Case Report: [2003] 3WLR 705; (2003) UKHL 47
The facts: The claimant had been seriously injured when he dived into a pond in a country park.
Decision: This is an English case, but an authoritative House of Lords determination, which discusses and applies the Scottish approach to cases on liability for injuries from natural hazards out of doors. The claimant had been successful in obtaining compensation for his injuries in the lower courts and the Council appealed to the House of Lords. The House of Lords allowed the appeal by the Council. They said that the claimant had voluntarily engaged in an activity which was inherently dangerous and that there was no duty on the Council to take steps to prevent people from diving, or to warn people about dangers that were perfectly obvious. An occupier has no duty to provide protection against an obvious danger arising on his land, arising from a natural feature such as a lake or a cliff. However, Lord Hutton said that there might be exceptional cases where a claimant might be able to establish that a hazard from a natural feature was sufficiently great that it required the occupier to take steps to protect people, e.g. a particularly dangerous cliff-top path from which people had already fallen.
Lord Scott said (at p. 735) “Of course there is some risk of accidents arising out of the joie-de-vivre of the young.
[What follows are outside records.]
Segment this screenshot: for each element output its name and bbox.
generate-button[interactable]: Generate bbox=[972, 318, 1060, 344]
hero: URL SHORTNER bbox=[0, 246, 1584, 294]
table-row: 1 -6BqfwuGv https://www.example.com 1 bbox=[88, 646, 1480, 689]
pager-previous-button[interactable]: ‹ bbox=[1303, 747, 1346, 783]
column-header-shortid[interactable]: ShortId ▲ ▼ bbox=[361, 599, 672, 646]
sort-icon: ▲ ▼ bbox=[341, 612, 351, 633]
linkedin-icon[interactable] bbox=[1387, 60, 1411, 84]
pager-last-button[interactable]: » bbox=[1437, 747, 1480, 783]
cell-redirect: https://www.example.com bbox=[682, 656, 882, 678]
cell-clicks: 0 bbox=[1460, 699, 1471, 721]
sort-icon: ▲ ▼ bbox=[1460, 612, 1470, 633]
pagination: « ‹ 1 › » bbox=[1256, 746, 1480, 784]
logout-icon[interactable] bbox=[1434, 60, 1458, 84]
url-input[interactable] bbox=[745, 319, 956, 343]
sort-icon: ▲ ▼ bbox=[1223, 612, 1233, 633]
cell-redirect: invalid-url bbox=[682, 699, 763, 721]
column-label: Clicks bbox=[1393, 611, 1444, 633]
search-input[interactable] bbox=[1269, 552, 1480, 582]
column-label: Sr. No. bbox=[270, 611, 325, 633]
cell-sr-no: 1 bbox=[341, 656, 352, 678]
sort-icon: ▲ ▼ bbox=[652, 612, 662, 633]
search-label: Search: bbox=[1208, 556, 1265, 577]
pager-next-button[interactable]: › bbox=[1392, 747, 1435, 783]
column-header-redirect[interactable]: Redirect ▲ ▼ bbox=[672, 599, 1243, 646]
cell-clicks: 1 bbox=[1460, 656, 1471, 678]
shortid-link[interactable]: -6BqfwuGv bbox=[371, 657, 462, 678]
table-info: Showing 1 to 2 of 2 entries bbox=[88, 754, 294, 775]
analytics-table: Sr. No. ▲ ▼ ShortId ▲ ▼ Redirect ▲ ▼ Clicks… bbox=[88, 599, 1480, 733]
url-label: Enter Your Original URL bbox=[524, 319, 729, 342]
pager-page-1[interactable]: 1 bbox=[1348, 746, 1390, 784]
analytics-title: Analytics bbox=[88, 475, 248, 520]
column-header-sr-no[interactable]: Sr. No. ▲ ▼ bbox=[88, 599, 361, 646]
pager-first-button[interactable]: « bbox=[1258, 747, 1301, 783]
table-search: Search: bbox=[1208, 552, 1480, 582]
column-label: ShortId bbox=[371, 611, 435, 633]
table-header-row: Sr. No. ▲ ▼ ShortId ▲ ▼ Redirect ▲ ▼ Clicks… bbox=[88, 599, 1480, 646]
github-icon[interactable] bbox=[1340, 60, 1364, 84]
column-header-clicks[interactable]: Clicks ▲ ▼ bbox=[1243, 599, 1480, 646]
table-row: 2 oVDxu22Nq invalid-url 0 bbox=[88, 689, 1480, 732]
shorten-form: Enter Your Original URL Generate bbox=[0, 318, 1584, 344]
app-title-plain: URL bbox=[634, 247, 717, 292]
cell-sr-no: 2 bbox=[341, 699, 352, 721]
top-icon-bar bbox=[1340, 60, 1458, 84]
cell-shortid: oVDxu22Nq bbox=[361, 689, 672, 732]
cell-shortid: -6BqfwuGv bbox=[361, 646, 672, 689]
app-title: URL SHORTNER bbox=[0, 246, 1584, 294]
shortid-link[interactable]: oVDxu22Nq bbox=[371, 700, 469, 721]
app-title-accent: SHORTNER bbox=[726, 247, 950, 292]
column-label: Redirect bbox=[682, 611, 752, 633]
But that is no reason for imposing a grey and dull safety regime on everyone”.
Lord Hoffman said:
“I think it will be extremely rare for an occupier of land to be under a duty to prevent people from taking risks which are inherent in the activities they freely choose to undertake upon the land. If people want to climb mountains, go hang gliding or swim or dive in ponds or lakes, that is their affair. Of course the landowner may for his own reasons wish to prohibit such activities. He may think that they are a danger or inconvenience to himself or others. Or he may take a paternalistic view and prefer people not to undertake risky activities on his land. He is entitled to impose such conditions, as the Council did by prohibiting swimming. But the law does not require him to do so.”